# Christmas Cookies



## wyogoob (Sep 7, 2007)

Goober's Christmas Cookies:

1 cup of water
1 tsp baking soda
1 cup of sugar
1 tsp salt
1 cup of brown sugar
lemon juice
4 large eggs
1 cup nuts
2 cups of dried fruit
1 bottle of Jose Cuervo Tequila

Sample the Cuervo to check quality.
Take a large bowl, check the Cuervo
again to be sure it is of the highest quality. 
Pour one level cup and drink.

Turn on the electric mixer....Beat
one cup of butter in a large fluffy bowl.

Add one teaspoon of sugar....Beat again.
At this point it's best to make sure the Cuervo
is still OK, try another cup....just in case.

Turn off the mixerer thingy. Break 2 leggs and
add to the bowl and chuck in the cup of dried
fruit. Pick the frigging fruit off the floor...Mix
on the turner. If the dried fruit gets stuck in
the beaterers, just pry it loose with a drewscriver.
Sample the Cuervo to check for tonsisticity.

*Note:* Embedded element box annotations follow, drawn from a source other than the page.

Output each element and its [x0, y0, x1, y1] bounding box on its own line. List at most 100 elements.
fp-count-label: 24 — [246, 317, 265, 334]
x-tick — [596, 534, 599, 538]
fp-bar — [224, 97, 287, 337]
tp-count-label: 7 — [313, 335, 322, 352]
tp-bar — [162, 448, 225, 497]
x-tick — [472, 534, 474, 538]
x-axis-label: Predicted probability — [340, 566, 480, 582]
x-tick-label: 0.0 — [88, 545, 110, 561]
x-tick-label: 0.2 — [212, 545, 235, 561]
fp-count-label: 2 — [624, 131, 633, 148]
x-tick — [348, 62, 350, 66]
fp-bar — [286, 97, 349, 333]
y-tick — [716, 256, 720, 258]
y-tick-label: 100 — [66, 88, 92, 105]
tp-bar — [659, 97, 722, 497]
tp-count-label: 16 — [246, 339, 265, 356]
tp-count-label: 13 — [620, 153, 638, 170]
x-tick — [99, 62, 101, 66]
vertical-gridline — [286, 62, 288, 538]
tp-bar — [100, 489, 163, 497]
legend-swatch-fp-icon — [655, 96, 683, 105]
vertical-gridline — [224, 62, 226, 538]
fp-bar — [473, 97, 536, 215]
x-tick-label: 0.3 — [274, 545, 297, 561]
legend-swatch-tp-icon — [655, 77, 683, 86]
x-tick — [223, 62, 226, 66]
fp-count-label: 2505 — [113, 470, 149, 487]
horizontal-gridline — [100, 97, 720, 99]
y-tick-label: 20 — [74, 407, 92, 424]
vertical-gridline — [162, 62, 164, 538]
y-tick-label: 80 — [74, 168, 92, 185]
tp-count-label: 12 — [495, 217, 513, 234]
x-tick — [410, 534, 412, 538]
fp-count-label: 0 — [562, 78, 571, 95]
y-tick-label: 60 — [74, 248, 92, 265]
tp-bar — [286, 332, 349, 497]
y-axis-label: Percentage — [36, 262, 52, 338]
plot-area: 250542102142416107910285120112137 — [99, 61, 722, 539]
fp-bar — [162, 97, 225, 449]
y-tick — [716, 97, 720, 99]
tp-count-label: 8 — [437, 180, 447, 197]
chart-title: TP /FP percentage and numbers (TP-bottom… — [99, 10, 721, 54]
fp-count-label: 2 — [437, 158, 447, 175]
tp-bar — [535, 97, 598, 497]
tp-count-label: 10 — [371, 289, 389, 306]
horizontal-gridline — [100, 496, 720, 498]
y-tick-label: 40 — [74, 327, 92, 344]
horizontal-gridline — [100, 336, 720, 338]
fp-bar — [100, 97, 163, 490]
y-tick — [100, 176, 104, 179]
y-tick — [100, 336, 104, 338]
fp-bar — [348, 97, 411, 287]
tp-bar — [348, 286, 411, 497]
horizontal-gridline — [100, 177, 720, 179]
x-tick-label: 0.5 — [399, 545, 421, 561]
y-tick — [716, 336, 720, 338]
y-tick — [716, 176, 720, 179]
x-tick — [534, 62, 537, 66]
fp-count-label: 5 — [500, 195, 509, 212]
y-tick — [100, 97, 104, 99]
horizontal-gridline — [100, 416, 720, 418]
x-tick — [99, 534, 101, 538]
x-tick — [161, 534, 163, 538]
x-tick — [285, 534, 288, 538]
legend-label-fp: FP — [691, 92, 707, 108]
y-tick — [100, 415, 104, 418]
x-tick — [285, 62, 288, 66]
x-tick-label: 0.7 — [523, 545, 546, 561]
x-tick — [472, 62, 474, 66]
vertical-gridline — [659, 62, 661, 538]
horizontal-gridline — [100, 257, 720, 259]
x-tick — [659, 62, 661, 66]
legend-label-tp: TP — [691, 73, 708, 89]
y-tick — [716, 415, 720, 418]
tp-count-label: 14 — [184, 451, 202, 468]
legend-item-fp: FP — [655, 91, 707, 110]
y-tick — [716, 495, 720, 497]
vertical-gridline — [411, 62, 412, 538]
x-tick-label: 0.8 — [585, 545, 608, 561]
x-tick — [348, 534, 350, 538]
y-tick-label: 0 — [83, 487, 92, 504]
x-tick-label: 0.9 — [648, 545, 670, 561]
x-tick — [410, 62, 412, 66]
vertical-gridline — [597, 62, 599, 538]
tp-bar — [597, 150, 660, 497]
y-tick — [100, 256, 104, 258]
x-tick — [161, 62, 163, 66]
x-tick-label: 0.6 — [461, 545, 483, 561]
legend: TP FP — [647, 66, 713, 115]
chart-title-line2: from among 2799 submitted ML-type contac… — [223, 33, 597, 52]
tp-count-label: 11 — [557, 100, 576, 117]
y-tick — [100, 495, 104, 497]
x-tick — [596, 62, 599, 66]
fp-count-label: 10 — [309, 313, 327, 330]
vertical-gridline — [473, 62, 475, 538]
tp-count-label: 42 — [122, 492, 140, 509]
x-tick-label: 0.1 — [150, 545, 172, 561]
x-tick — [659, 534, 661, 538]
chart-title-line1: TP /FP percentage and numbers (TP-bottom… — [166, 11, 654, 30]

Next, sift two cups of salt, or something. Who
giveshz a sheet? Check the Jose Cuervo. Now
shift the lemon juice and strain your nuts. Add
one table. Add a spoon of sugar, or somefink.
Whatever you can find. Greash the oven.

Turn the cake tin 360 degrees and try not to 
fall over. Don't forget to beat off the turner.
Finally, throw the bowl through the window, 
finish the Cose Juervo and make sure to put the stove
in the dishwasher.


----------



## .45 (Sep 21, 2007)

Excellent recipe !!!!  

I could use this for a tent heater some day !!

If I could get ole 'Two Finger's' to join me... :mrgreen: :mrgreen:


----------



## proutdoors (Sep 24, 2007)

.45 said:


> Excellent recipe !!!!
> 
> I could use this in for a tent heater some day !!
> 
> If I could get ole 'Two Finger's' to join me... :mrgreen: :mrgreen:


That's it, the UWN BBQ is now unable to be held at my place. _(O)_


----------



## BrookTroutKid (Oct 10, 2007)

WHO GAVE YOU GRANNYS RECIPE!!! JK


----------



## huntducksordietrying (Sep 21, 2007)

I can never finish. I always black out when I start to sift the salt.


----------



## JAT83 (Sep 9, 2007)

_/O :lol:


----------